This is the VOA Special English Economics Report.
This week, the National Association of Realtors reported that sales of existing homes in the United States increased almost three percent in February. It was the first increase since last July.
But fueling that increase was a drop in prices. The S&P/Case-Shiller index of twenty major markets showed that home prices fell almost two and a half percent in January. Prices were down almost eleven percent from a year before.
And still another report this week showed that sales of new single-family houses fell in February. Sales were down almost two percent from January, to a thirteen-year low. The Commerce Department estimated there was a ten-month supply of newly built houses waiting to be sold.

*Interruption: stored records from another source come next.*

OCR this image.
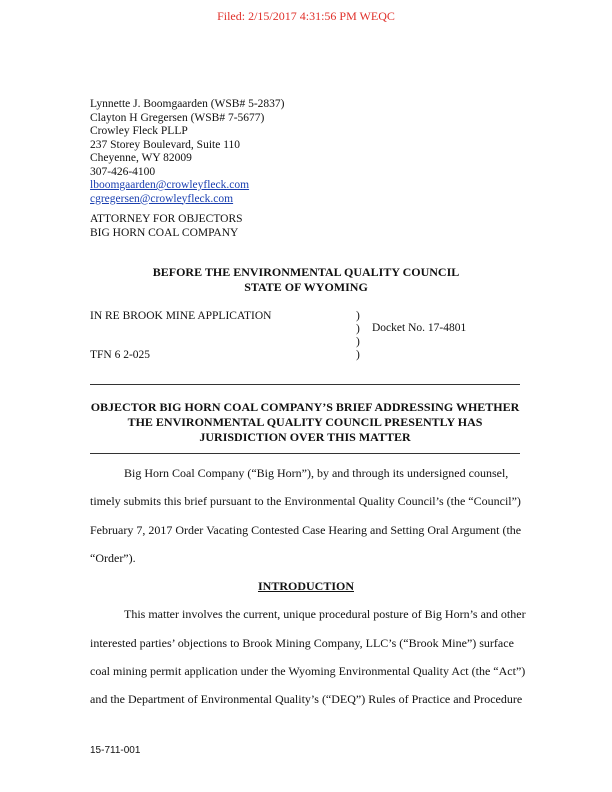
Filed: 2/15/2017 4:31:56 PM WEQC
Lynnette J. Boomgaarden (WSB# 5-2837)
Clayton H Gregersen (WSB# 7-5677)
Crowley Fleck PLLP
237 Storey Boulevard, Suite 110
Cheyenne, WY 82009
307-426-4100
lboomgaarden@crowleyfleck.com
cgregersen@crowleyfleck.com
ATTORNEY FOR OBJECTORS
BIG HORN COAL COMPANY
BEFORE THE ENVIRONMENTAL QUALITY COUNCIL
STATE OF WYOMING
IN RE BROOK MINE APPLICATION
TFN 6 2-025
)
)
)
)
Docket No. 17-4801
OBJECTOR BIG HORN COAL COMPANY’S BRIEF ADDRESSING WHETHER
THE ENVIRONMENTAL QUALITY COUNCIL PRESENTLY HAS
JURISDICTION OVER THIS MATTER
Big Horn Coal Company (“Big Horn”), by and through its undersigned counsel,
timely submits this brief pursuant to the Environmental Quality Council’s (the “Council”)
February 7, 2017 Order Vacating Contested Case Hearing and Setting Oral Argument (the
“Order”).
INTRODUCTION
This matter involves the current, unique procedural posture of Big Horn’s and other
interested parties’ objections to Brook Mining Company, LLC’s (“Brook Mine”) surface
coal mining permit application under the Wyoming Environmental Quality Act (the “Act”)
and the Department of Environmental Quality’s (“DEQ”) Rules of Practice and Procedure
15-711-001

Experts say prices in many markets will have to fall further before more people are willing or able to buy.
Prices went up and up in recent years, before the housing bubble burst. Many buyers now struggling to make payments took out loans that were too big. They thought prices would keep rising and they could sell their home for a nice profit.
Rising values meant that people could also take out home equity loans and lines of credit. They used their home as a cash machine by borrowing against its value.
Now, as those values fall, some people owe more than their home is worth. Many buyers, often with risky credit histories, took out adjustable-rate mortgages, which started out low but later reset to higher rates.
About two percent of all home loans are in foreclosure. Of course, that means ninety-eight percent of homes are not being reclaimed by lenders. Still, this is the highest rate since the Mortgage Bankers Association began keeping records in nineteen seventy-nine.
The weak housing market is largely responsible for an economic crisis that is leading to new government steps in the financial system.
Last week, the Federal Reserve pushed through a deal for J.P. Morgan Chase to buy Bear Stearns for two dollars a share. Bear, the nation's fifth-largest investment bank, was near collapse after big losses on its mortgage-backed securities. To help make the deal, the Fed agreed to take responsibility for up to thirty billion dollars in those securities.
But J.P. Morgan faced a rebellion by Bear shareholders, so this week it increased its offer to ten dollars a share. It also agreed to take responsibility for one billion dollars of Bear's hard-to-sell securities.